Like his mum and his da.

The Mole for sure.

He hadn't even felt the pain in his foot when he was running, but now it was like he was being stabbed with a knife.

The rain had eased off. The glistening street was all puddles and gurgling drains.

He heard the roar of a motorcycle starting up and glanced over his shoulder. The Mole on a motorcycle not far behind. He couldn't see the man's face, but there was no doubt in his mind that it was the Mole. Slipping and sliding in the puddles, he dodged into an alley, away from the streetlights, and kept going, sucking air. He ran out of the alley and into the next street over, heading toward Milltown Cemetery. He didn't need to look behind; the motorcycle was still roaringly there, dangerously close. He kept going, chest hammering. He turned into the next dark alley and stopped, pressing himself into invisibility in the nearest backyard doorway. He sucked air into his aching lungs and then tried to be quiet. Bike and rider approached his hiding place slowly and puttered past. He couldn't see the rider's face, but it had to be the Mole. Who else would be chasing him? Who else would be trying to kill him?
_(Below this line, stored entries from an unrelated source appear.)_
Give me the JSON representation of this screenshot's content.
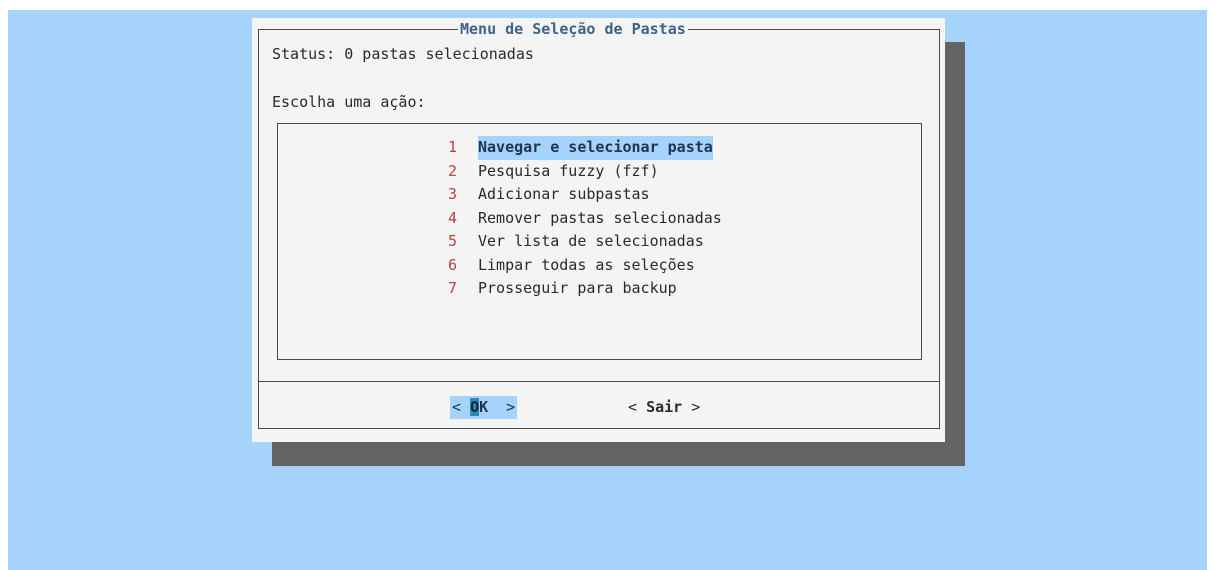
{
  "dialog": {
    "title": "Menu de Seleção de Pastas",
    "status": "Status: 0 pastas selecionadas",
    "prompt": "Escolha uma ação:"
  },
  "menu": {
    "items": [
      {
        "num": "1",
        "label": "Navegar e selecionar pasta",
        "selected": true
      },
      {
        "num": "2",
        "label": "Pesquisa fuzzy (fzf)",
        "selected": false
      },
      {
        "num": "3",
        "label": "Adicionar subpastas",
        "selected": false
      },
      {
        "num": "4",
        "label": "Remover pastas selecionadas",
        "selected": false
      },
      {
        "num": "5",
        "label": "Ver lista de selecionadas",
        "selected": false
      },
      {
        "num": "6",
        "label": "Limpar todas as seleções",
        "selected": false
      },
      {
        "num": "7",
        "label": "Prosseguir para backup",
        "selected": false
      }
    ]
  },
  "buttons": {
    "ok": {
      "left": "< ",
      "hot": "O",
      "rest": "K",
      "right": "  >"
    },
    "exit": {
      "left": "< ",
      "label": "Sair",
      "right": " >"
    }
  },
  "colors": {
    "screen_bg": "#a6d3fc",
    "dialog_bg": "#f4f4f4",
    "shadow": "#646464",
    "title": "#3e6287",
    "number": "#b9413e",
    "highlight": "#a6d3fc",
    "hotkey": "#2a8cb4"
  }
}
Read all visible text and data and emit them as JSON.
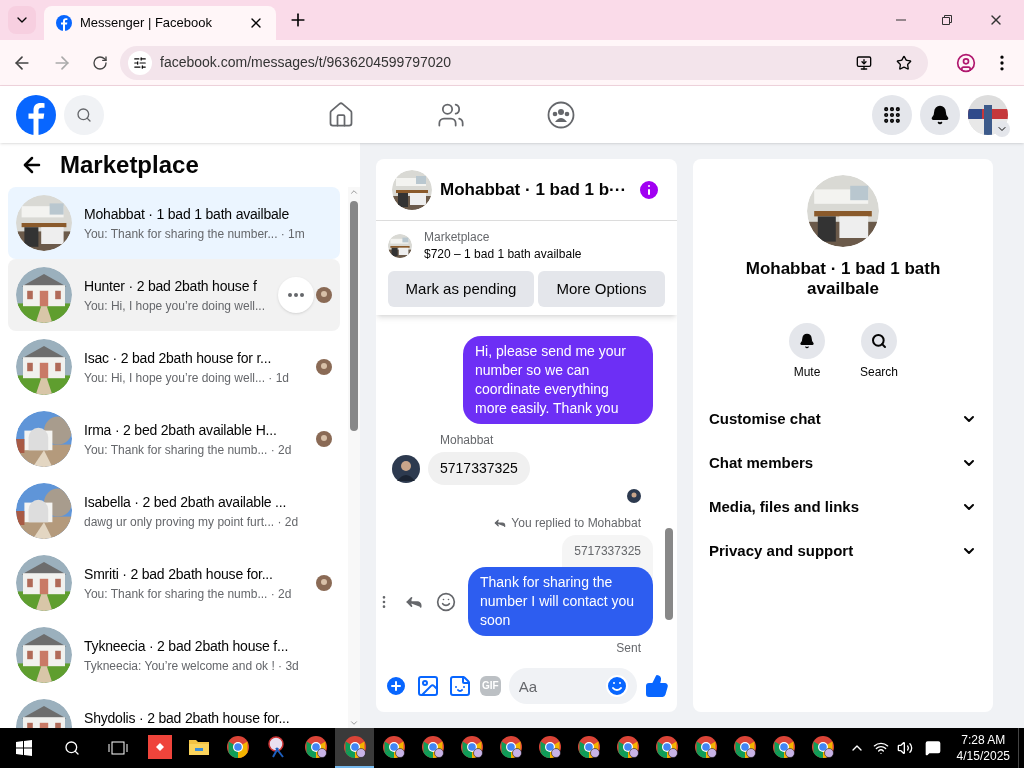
{
  "browser": {
    "tab_title": "Messenger | Facebook",
    "url": "facebook.com/messages/t/9636204599797020"
  },
  "sidebar": {
    "title": "Marketplace",
    "conversations": [
      {
        "title": "Mohabbat · 1 bad 1 bath availbale",
        "meta": "You: Thank for sharing the number... · 1m",
        "selected": true,
        "hovered": false,
        "receipt": false
      },
      {
        "title": "Hunter · 2 bad 2bath house f",
        "meta": "You: Hi, I hope you’re doing well...",
        "selected": false,
        "hovered": true,
        "receipt": true
      },
      {
        "title": "Isac · 2 bad 2bath house for r...",
        "meta": "You: Hi, I hope you’re doing well... · 1d",
        "selected": false,
        "hovered": false,
        "receipt": true
      },
      {
        "title": "Irma · 2 bed 2bath available H...",
        "meta": "You: Thank for sharing the numb... · 2d",
        "selected": false,
        "hovered": false,
        "receipt": true
      },
      {
        "title": "Isabella · 2 bed 2bath available ...",
        "meta": "dawg ur only proving my point furt... · 2d",
        "selected": false,
        "hovered": false,
        "receipt": false
      },
      {
        "title": "Smriti · 2 bad 2bath house for...",
        "meta": "You: Thank for sharing the numb... · 2d",
        "selected": false,
        "hovered": false,
        "receipt": true
      },
      {
        "title": "Tykneecia · 2 bad 2bath house f...",
        "meta": "Tykneecia: You’re welcome and ok ! · 3d",
        "selected": false,
        "hovered": false,
        "receipt": false
      },
      {
        "title": "Shydolis · 2 bad 2bath house for...",
        "selected": false,
        "hovered": false,
        "receipt": false
      }
    ]
  },
  "chat": {
    "title": "Mohabbat · 1 bad 1 b···",
    "listing": {
      "label": "Marketplace",
      "price": "$720 – 1 bad 1 bath availbale",
      "buttons": [
        "Mark as pending",
        "More Options"
      ]
    },
    "messages": [
      {
        "kind": "outgoing",
        "color": "#6d2ff5",
        "text": "Hi, please send me your number so we can coordinate everything more easily. Thank you"
      },
      {
        "kind": "sender",
        "text": "Mohabbat"
      },
      {
        "kind": "incoming",
        "text": "5717337325"
      },
      {
        "kind": "receipt"
      },
      {
        "kind": "reply_note",
        "text": "You replied to Mohabbat"
      },
      {
        "kind": "quote",
        "text": "5717337325"
      },
      {
        "kind": "outgoing",
        "color": "#2d5df0",
        "text": "Thank for sharing  the number I will contact you soon",
        "actions": true
      },
      {
        "kind": "status",
        "text": "Sent"
      }
    ],
    "composer": {
      "gif_label": "GIF",
      "placeholder": "Aa"
    }
  },
  "details": {
    "name": "Mohabbat · 1 bad 1 bath availbale",
    "actions": [
      "Mute",
      "Search"
    ],
    "sections": [
      {
        "label": "Customise chat",
        "expanded": false
      },
      {
        "label": "Chat members",
        "expanded": false
      },
      {
        "label": "Media, files and links",
        "expanded": false
      },
      {
        "label": "Privacy and support",
        "expanded": false
      }
    ]
  },
  "taskbar": {
    "apps": [
      {
        "kind": "anydesk",
        "selected": false
      },
      {
        "kind": "folder",
        "selected": false
      },
      {
        "kind": "chrome",
        "selected": false
      },
      {
        "kind": "snip",
        "selected": false
      },
      {
        "kind": "chrome",
        "selected": false
      },
      {
        "kind": "chrome",
        "selected": true
      },
      {
        "kind": "chrome",
        "selected": false
      },
      {
        "kind": "chrome",
        "selected": false
      },
      {
        "kind": "chrome",
        "selected": false
      },
      {
        "kind": "chrome",
        "selected": false
      },
      {
        "kind": "chrome",
        "selected": false
      },
      {
        "kind": "chrome",
        "selected": false
      },
      {
        "kind": "chrome",
        "selected": false
      },
      {
        "kind": "chrome",
        "selected": false
      },
      {
        "kind": "chrome",
        "selected": false
      },
      {
        "kind": "chrome",
        "selected": false
      },
      {
        "kind": "chrome",
        "selected": false
      },
      {
        "kind": "chrome",
        "selected": false
      }
    ],
    "time": "7:28 AM",
    "date": "4/15/2025"
  }
}
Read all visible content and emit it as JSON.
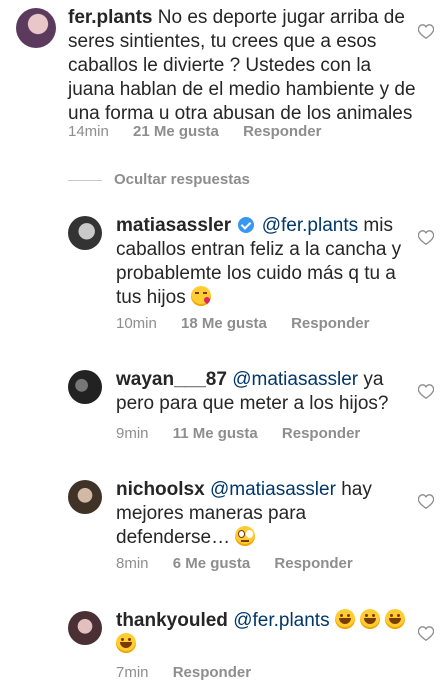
{
  "comments": [
    {
      "user": "fer.plants",
      "text": "No es deporte jugar arriba de seres sintientes, tu crees que a esos caballos le divierte ? Ustedes con la juana hablan de el medio hambiente y de una forma u otra abusan de los animales",
      "time": "14min",
      "likes": "21 Me gusta",
      "reply": "Responder"
    },
    {
      "user": "matiasassler",
      "verified": true,
      "mention": "@fer.plants",
      "text": "mis caballos entran feliz a la cancha y probablemte los cuido más q tu a tus hijos",
      "emoji": "kiss-face-emoji",
      "time": "10min",
      "likes": "18 Me gusta",
      "reply": "Responder"
    },
    {
      "user": "wayan___87",
      "mention": "@matiasassler",
      "text": "ya pero para que meter a los hijos?",
      "time": "9min",
      "likes": "11 Me gusta",
      "reply": "Responder"
    },
    {
      "user": "nichoolsx",
      "mention": "@matiasassler",
      "text": "hay mejores maneras para defenderse…",
      "emoji": "eye-roll-emoji",
      "time": "8min",
      "likes": "6 Me gusta",
      "reply": "Responder"
    },
    {
      "user": "thankyouled",
      "mention": "@fer.plants",
      "emoji": "grinning-emoji x4",
      "time": "7min",
      "reply": "Responder"
    }
  ],
  "replies_toggle": "Ocultar respuestas",
  "colors": {
    "text": "#262626",
    "meta": "#8e8e8e",
    "mention": "#00376b",
    "verified": "#3897f0"
  }
}
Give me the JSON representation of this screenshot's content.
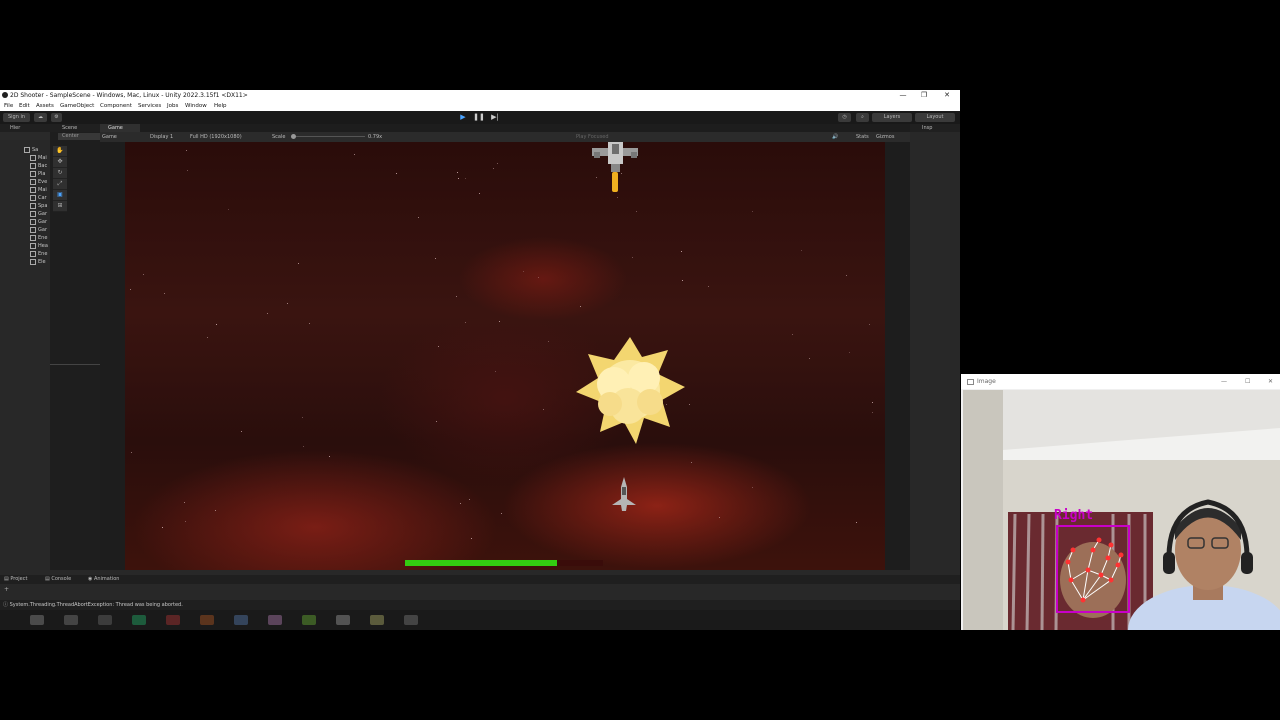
{
  "window": {
    "title": "2D Shooter - SampleScene - Windows, Mac, Linux - Unity 2022.3.15f1 <DX11>",
    "controls": [
      "—",
      "❐",
      "✕"
    ]
  },
  "menu": [
    "File",
    "Edit",
    "Assets",
    "GameObject",
    "Component",
    "Services",
    "Jobs",
    "Window",
    "Help"
  ],
  "toolbar": {
    "sign_in": "Sign in",
    "layers": "Layers",
    "layout": "Layout"
  },
  "hierarchy": {
    "tab": "Hier",
    "items": [
      "Sa",
      "Mai",
      "Bac",
      "Pla",
      "Eve",
      "Mai",
      "Car",
      "Spa",
      "Gar",
      "Gar",
      "Gar",
      "Ene",
      "Hea",
      "Ene",
      "Ele"
    ]
  },
  "scene": {
    "tab": "Scene",
    "pivot": "Center"
  },
  "game": {
    "tab": "Game",
    "mode": "Game",
    "display": "Display 1",
    "resolution": "Full HD (1920x1080)",
    "scale_label": "Scale",
    "scale_value": "0.79x",
    "play_focused": "Play Focused",
    "stats": "Stats",
    "gizmos": "Gizmos",
    "health_fraction": 0.77
  },
  "inspector": {
    "tab": "Insp"
  },
  "bottom_tabs": [
    "Project",
    "Console",
    "Animation"
  ],
  "status_message": "System.Threading.ThreadAbortException: Thread was being aborted.",
  "camera_window": {
    "title": "Image",
    "hand_label": "Right",
    "controls": [
      "—",
      "☐",
      "✕"
    ]
  },
  "colors": {
    "play_accent": "#4aa3ff",
    "health_bar": "#33cc11",
    "hand_box": "#c800c8",
    "landmark": "#ff3333"
  }
}
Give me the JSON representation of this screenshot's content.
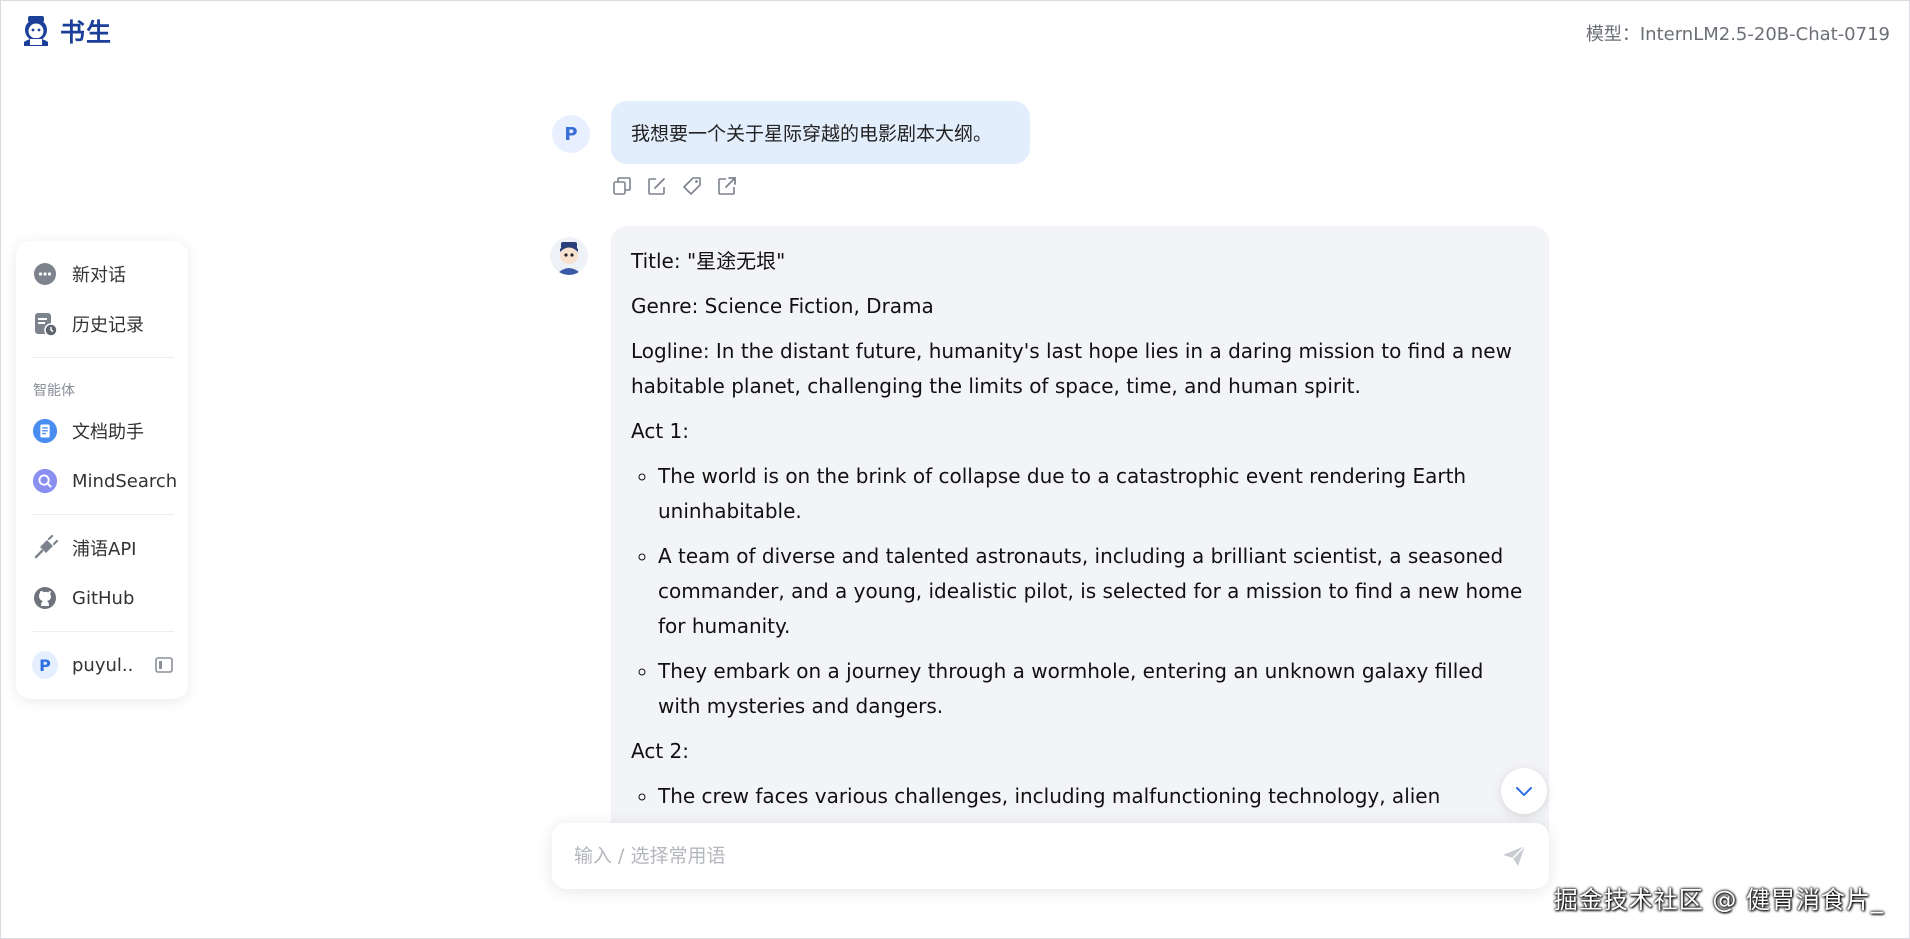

He counted to ten, took a deep breath, and ran back the way he had come, out onto the street again. Think! Think! Use your brains! Fool the killer somehow. But how? He crossed the Falls Road, plunged into another alley, and changed direction so that he was heading once again toward the cemetery. He had an idea! If he could get to the cemetery, he could hide in the Ludlow tomb, a sepulcher really, because there was no underground part. The gate on the front of the sepulcher was rusted and the padlock was broken. Inside the burying place rested several generations of the once wealthy Ludlow family who had made a fortune with their linen factory. But the sepulcher had been neglected for many years. Liam and Rory Cassidy and another boy, Sean Farrell, from St. Anthony's, had discovered last year that there was room enough inside—it was like a tiny stone house—for them to sit and smoke. If they were careful to close the gate and hang the broken padlock on the latch then no one would ever guess they were there, sitting and smoking on the stone coffins of the Ludlow dead.

Not that any of them were regular smokers. It was merely a bit of rebellion to buy a packet of smokes and one or two bottles of Smithwick's once a month maybe, if they had the money, and sit around for an hour someplace, drinking and smoking and making believe they were cool and brilliant. His mum would kill him if she ever found out.

Not anymore she wouldn't. His mum was gone. Now he could do whatever he wanted. But who would be there to care?

He reached the high arch of the cemetery's main entrance, the sound of the motorcycle as it coursed up and down the alleys still behind him. Sometimes it roared. Sometimes it slowed and puttered.

To ease the pain in his foot he tried walking on his heel.

The rain started again, thinly.

He turned up the collar of Rory's sweat suit and stood for a few seconds inside the gate to get his bearings. Everything looked different in the dark. The streetlights at the edge of the cemetery painted the nearest gravestones a grim yellow. He stumbled through the graveyard as quickly as he could in the rain and darkness, avoiding collision with tombs and gravestones, trying to remember the location of the Ludlow sepulcher. There was no light in this part. He had never been here at night in the dark. Fear of death from the Mole overcame his fear of ghosts. He could still hear the gun exploding in his ear. The cemetery was scary. Stone angels and Celtic crosses loomed darkly over him like monsters, many of them as tall as fifteen feet.